Normal articular cartilage surfaces are not flat and smooth, but are contoured with various degrees of roughness. We applied the articular surface classification system developed by Jurvelin to evaluate contour and surface quality changes in rat patellae after varying periods of knee joint immobilization. In our study, one knee joint was immobilized in each of 20 rats, while the contralateral joint served as a free-moving control. Scanning electron-microscopic montages were constructed and the entire cartilage surface was subdivided by contour and surface quality areas.
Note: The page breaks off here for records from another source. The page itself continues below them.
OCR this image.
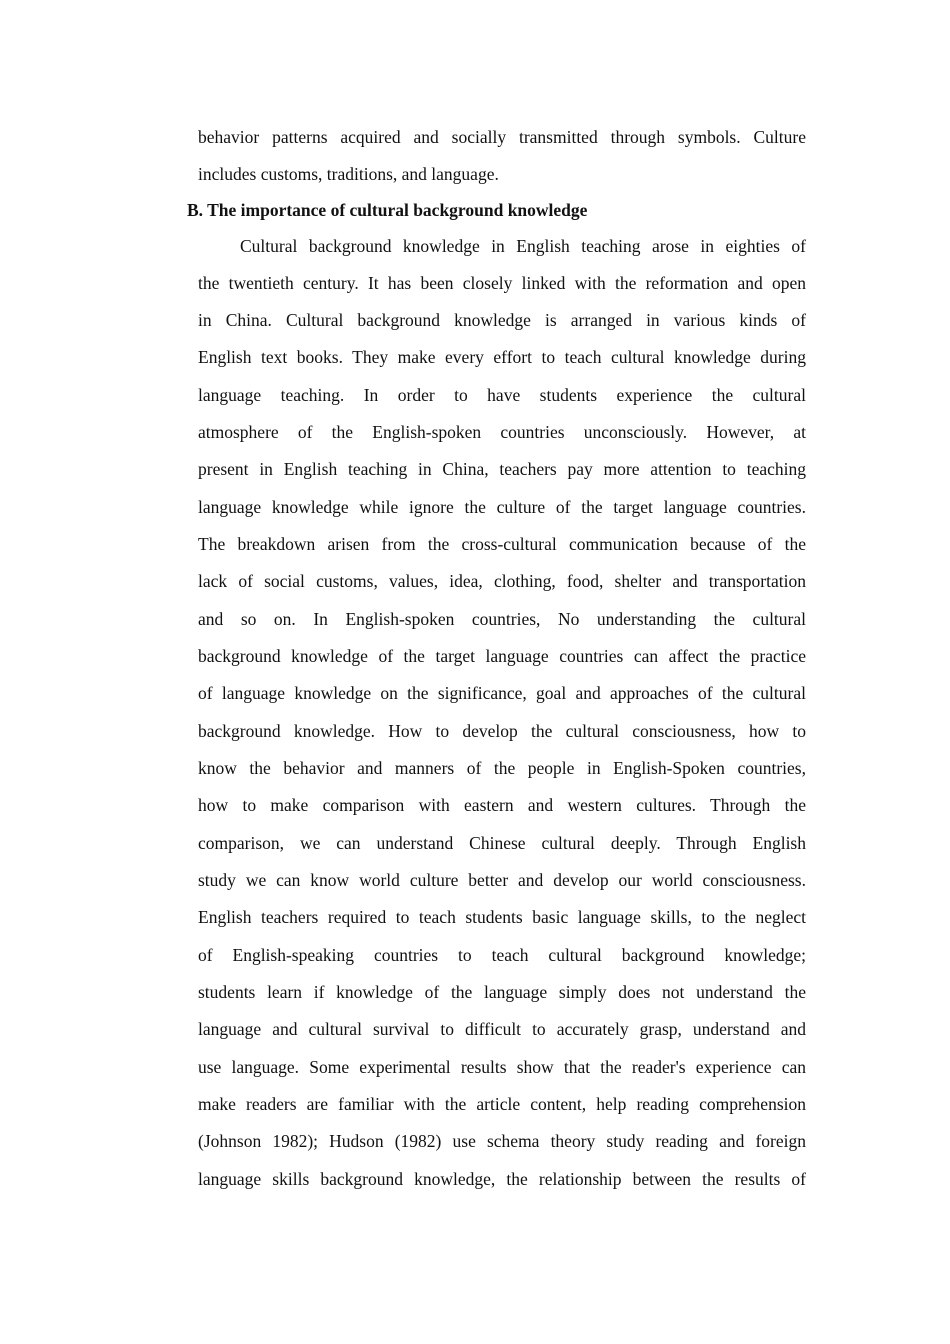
behavior patterns acquired and socially transmitted through symbols. Culture
includes customs, traditions, and language.
B. The importance of cultural background knowledge
Cultural background knowledge in English teaching arose in eighties of
the twentieth century. It has been closely linked with the reformation and open
in China. Cultural background knowledge is arranged in various kinds of
English text books. They make every effort to teach cultural knowledge during
language teaching. In order to have students experience the cultural
atmosphere of the English-spoken countries unconsciously. However, at
present in English teaching in China, teachers pay more attention to teaching
language knowledge while ignore the culture of the target language countries.
The breakdown arisen from the cross-cultural communication because of the
lack of social customs, values, idea, clothing, food, shelter and transportation
and so on. In English-spoken countries, No understanding the cultural
background knowledge of the target language countries can affect the practice
of language knowledge on the significance, goal and approaches of the cultural
background knowledge. How to develop the cultural consciousness, how to
know the behavior and manners of the people in English-Spoken countries,
how to make comparison with eastern and western cultures. Through the
comparison, we can understand Chinese cultural deeply. Through English
study we can know world culture better and develop our world consciousness.
English teachers required to teach students basic language skills, to the neglect
of English-speaking countries to teach cultural background knowledge;
students learn if knowledge of the language simply does not understand the
language and cultural survival to difficult to accurately grasp, understand and
use language. Some experimental results show that the reader's experience can
make readers are familiar with the article content, help reading comprehension
(Johnson 1982); Hudson (1982) use schema theory study reading and foreign
language skills background knowledge, the relationship between the results of
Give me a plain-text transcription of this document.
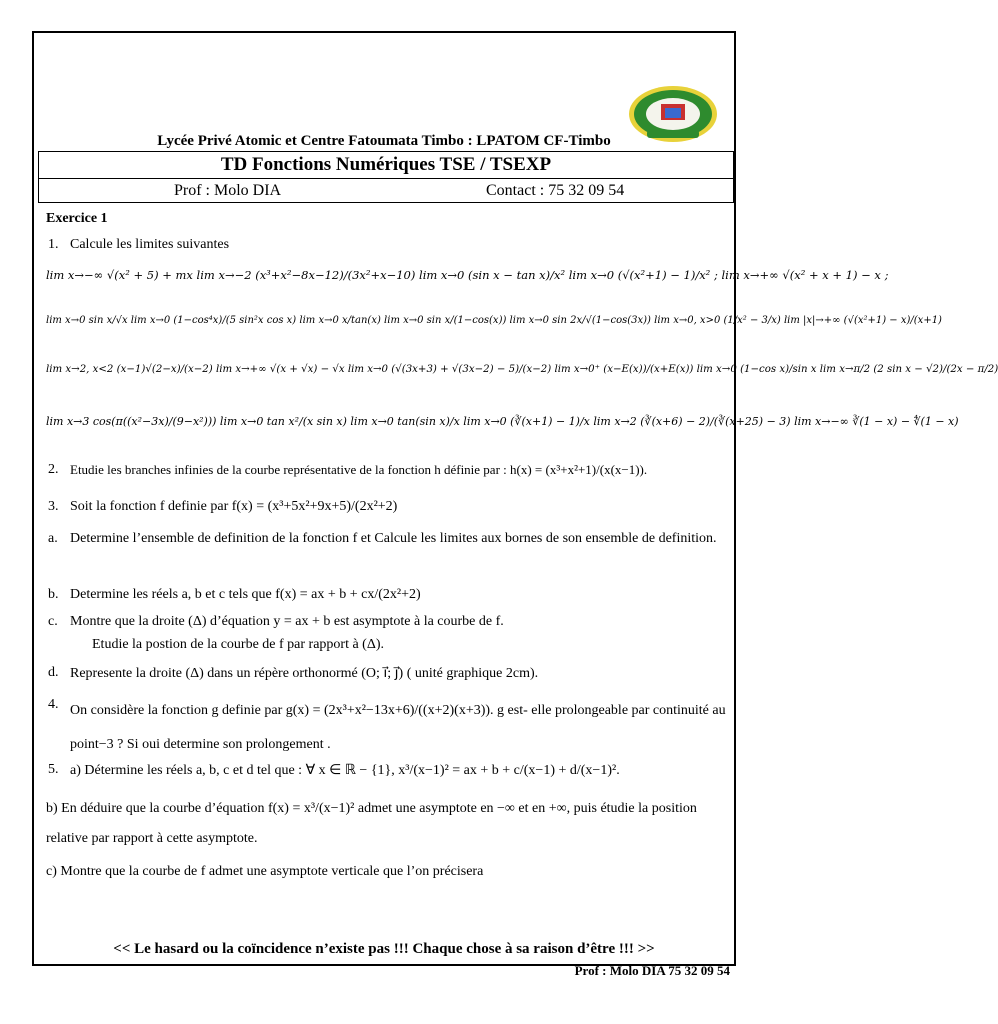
Lycée Privé Atomic et Centre Fatoumata Timbo : LPATOM CF-Timbo
TD Fonctions Numériques TSE / TSEXP
Prof : Molo DIA	Contact : 75 32 09 54
Exercice 1
1. Calcule les limites suivantes
lim x→−∞ √(x² + 5) + mx lim x→−2 (x³+x²−8x−12)/(3x²+x−10) lim x→0 (sin x − tan x)/x² lim x→0 (√(x²+1) − 1)/x² ; lim x→+∞ √(x² + x + 1) − x ;
lim x→0 sin x/√x lim x→0 (1−cos⁴x)/(5 sin²x cos x) lim x→0 x/tan(x) lim x→0 sin x/(1−cos(x)) lim x→0 sin 2x/√(1−cos(3x)) lim x→0, x>0 (1/x² − 3/x) lim |x|→+∞ (√(x²+1) − x)/(x+1)
lim x→2, x<2 (x−1)√(2−x)/(x−2) lim x→+∞ √(x + √x) − √x lim x→0 (√(3x+3) + √(3x−2) − 5)/(x−2) lim x→0⁺ (x−E(x))/(x+E(x)) lim x→0 (1−cos x)/sin x lim x→π/2 (2 sin x − √2)/(2x − π/2)
lim x→3 cos(π((x²−3x)/(9−x²))) lim x→0 tan x²/(x sin x) lim x→0 tan(sin x)/x lim x→0 (∛(x+1) − 1)/x lim x→2 (∛(x+6) − 2)/(∛(x+25) − 3) lim x→−∞ ∛(1 − x) − ∜(1 − x)
2. Etudie les branches infinies de la courbe représentative de la fonction h définie par : h(x) = (x³+x²+1)/(x(x−1)).
3. Soit la fonction f definie par f(x) = (x³+5x²+9x+5)/(2x²+2)
a. Determine l’ensemble de definition de la fonction f et Calcule les limites aux bornes de son ensemble de definition.
b. Determine les réels a, b et c tels que f(x) = ax + b + cx/(2x²+2)
c. Montre que la droite (Δ) d’équation y = ax + b est asymptote à la courbe de f.
Etudie la postion de la courbe de f par rapport à (Δ).
d. Represente la droite (Δ) dans un répère orthonormé (O; i⃗; j⃗) ( unité graphique 2cm).
4. On considère la fonction g definie par g(x) = (2x³+x²−13x+6)/((x+2)(x+3)). g est- elle prolongeable par continuité au point−3 ? Si oui determine son prolongement .
5. a) Détermine les réels a, b, c et d tel que : ∀ x ∈ ℝ − {1}, x³/(x−1)² = ax + b + c/(x−1) + d/(x−1)².
b) En déduire que la courbe d’équation f(x) = x³/(x−1)² admet une asymptote en −∞ et en +∞, puis étudie la position relative par rapport à cette asymptote.
c) Montre que la courbe de f admet une asymptote verticale que l’on précisera
<< Le hasard ou la coïncidence n’existe pas !!! Chaque chose à sa raison d’être !!! >>
Prof : Molo DIA 75 32 09 54
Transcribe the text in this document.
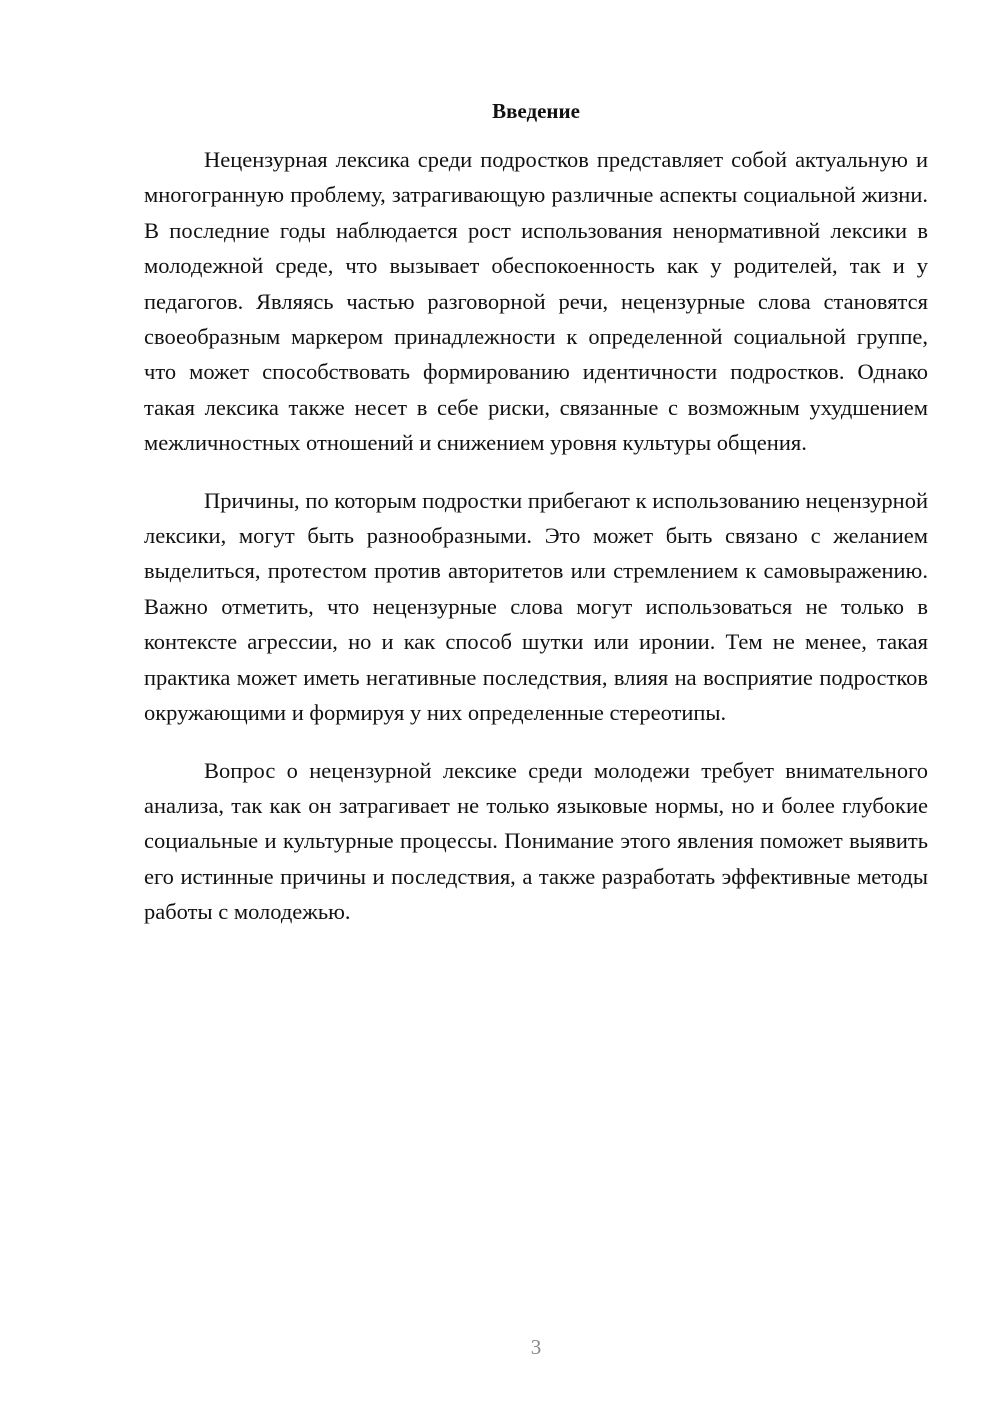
Введение

Нецензурная лексика среди подростков представляет собой актуальную и многогранную проблему, затрагивающую различные аспекты социальной жизни. В последние годы наблюдается рост использования ненормативной лексики в молодежной среде, что вызывает обеспокоенность как у родителей, так и у педагогов. Являясь частью разговорной речи, нецензурные слова становятся своеобразным маркером принадлежности к определенной социальной группе, что может способствовать формированию идентичности подростков. Однако такая лексика также несет в себе риски, связанные с возможным ухудшением межличностных отношений и снижением уровня культуры общения.

Причины, по которым подростки прибегают к использованию нецензурной лексики, могут быть разнообразными. Это может быть связано с желанием выделиться, протестом против авторитетов или стремлением к самовыражению. Важно отметить, что нецензурные слова могут использоваться не только в контексте агрессии, но и как способ шутки или иронии. Тем не менее, такая практика может иметь негативные последствия, влияя на восприятие подростков окружающими и формируя у них определенные стереотипы.

Вопрос о нецензурной лексике среди молодежи требует внимательного анализа, так как он затрагивает не только языковые нормы, но и более глубокие социальные и культурные процессы. Понимание этого явления поможет выявить его истинные причины и последствия, а также разработать эффективные методы работы с молодежью.

3
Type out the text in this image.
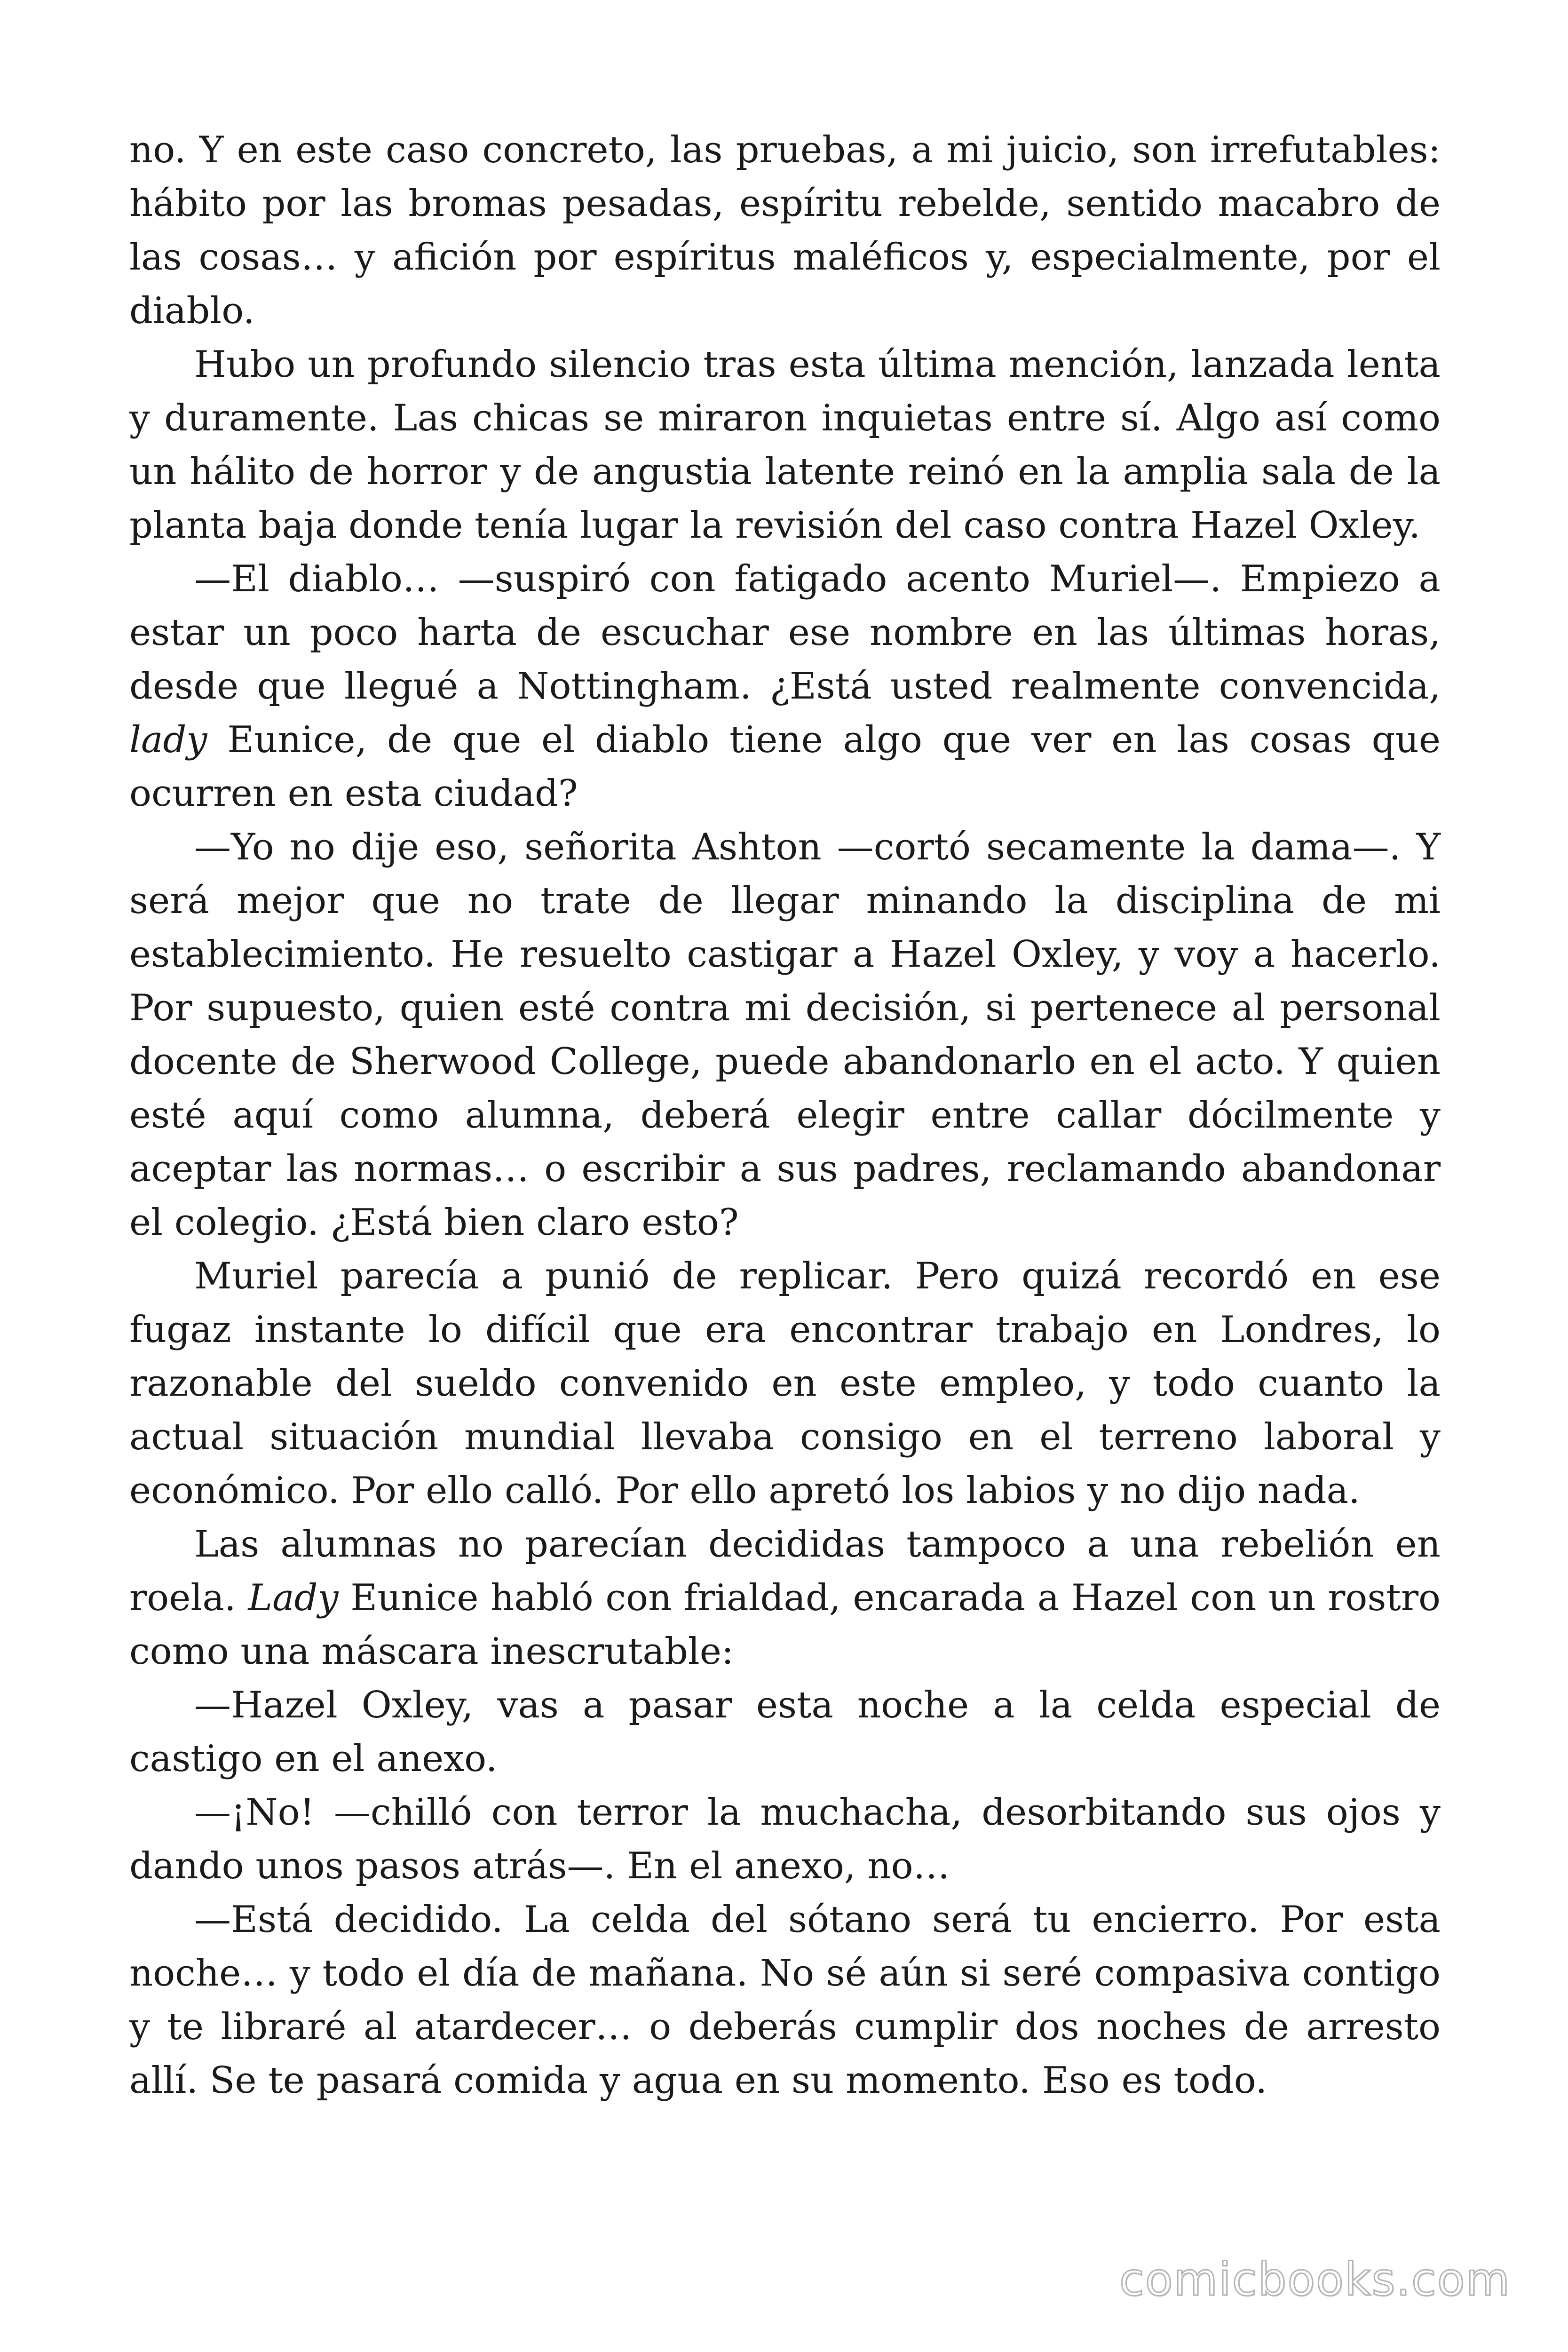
no. Y en este caso concreto, las pruebas, a mi juicio, son irrefutables: hábito por las bromas pesadas, espíritu rebelde, sentido macabro de las cosas… y afición por espíritus maléficos y, especialmente, por el diablo.

Hubo un profundo silencio tras esta última mención, lanzada lenta y duramente. Las chicas se miraron inquietas entre sí. Algo así como un hálito de horror y de angustia latente reinó en la amplia sala de la planta baja donde tenía lugar la revisión del caso contra Hazel Oxley.

—El diablo… —suspiró con fatigado acento Muriel—. Empiezo a estar un poco harta de escuchar ese nombre en las últimas horas, desde que llegué a Nottingham. ¿Está usted realmente convencida, lady Eunice, de que el diablo tiene algo que ver en las cosas que ocurren en esta ciudad?

—Yo no dije eso, señorita Ashton —cortó secamente la dama—. Y será mejor que no trate de llegar minando la disciplina de mi establecimiento. He resuelto castigar a Hazel Oxley, y voy a hacerlo. Por supuesto, quien esté contra mi decisión, si pertenece al personal docente de Sherwood College, puede abandonarlo en el acto. Y quien esté aquí como alumna, deberá elegir entre callar dócilmente y aceptar las normas… o escribir a sus padres, reclamando abandonar el colegio. ¿Está bien claro esto?

Muriel parecía a punió de replicar. Pero quizá recordó en ese fugaz instante lo difícil que era encontrar trabajo en Londres, lo razonable del sueldo convenido en este empleo, y todo cuanto la actual situación mundial llevaba consigo en el terreno laboral y económico. Por ello calló. Por ello apretó los labios y no dijo nada.

Las alumnas no parecían decididas tampoco a una rebelión en roela. Lady Eunice habló con frialdad, encarada a Hazel con un rostro como una máscara inescrutable:

—Hazel Oxley, vas a pasar esta noche a la celda especial de castigo en el anexo.

—¡No! —chilló con terror la muchacha, desorbitando sus ojos y dando unos pasos atrás—. En el anexo, no…

—Está decidido. La celda del sótano será tu encierro. Por esta noche… y todo el día de mañana. No sé aún si seré compasiva contigo y te libraré al atardecer… o deberás cumplir dos noches de arresto allí. Se te pasará comida y agua en su momento. Eso es todo.

comicbooks.com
The total articular surface area and all contour and surface quality subclass areas were then calculated for both joints in each rat. Numerous studies have demonstrated that joint immobilization induces degenerative changes in articular cartilage. We found a correlation between the duration of immobilization and changes in the measured area of contour and surface quality subclasses. There was a statistically significant decrease of the even surface area in the weight-bearing, central region of the patellae. This corresponded to a statistically significant increase in the slightly uneven articular surface area usually found just peripheral to this weight-bearing region. There was also a less pronounced (but not statistically significant) decrease in the smooth surface area with a corresponding increase in the rough surface area of the patellae following immobilization. Closer examination of these surfaces revealed that the superficial cartilage layer in the central, weight-bearing areas had less ground substance than other areas. In addition, there appeared to be two different fiber diameters in the superficial cartilage layer of the rat patellae. These were predominantly collagen fibers (142.3 +/- 31.5 nm in diameter) generally running parallel to the long axis of the patella, occasionally random in orientation, and sometimes presenting on the cartilage surface as collagen tips and much more scarce fibrils (20.0 +/- 4.8 nm in diameter) randomly crossing the larger collagen fibers.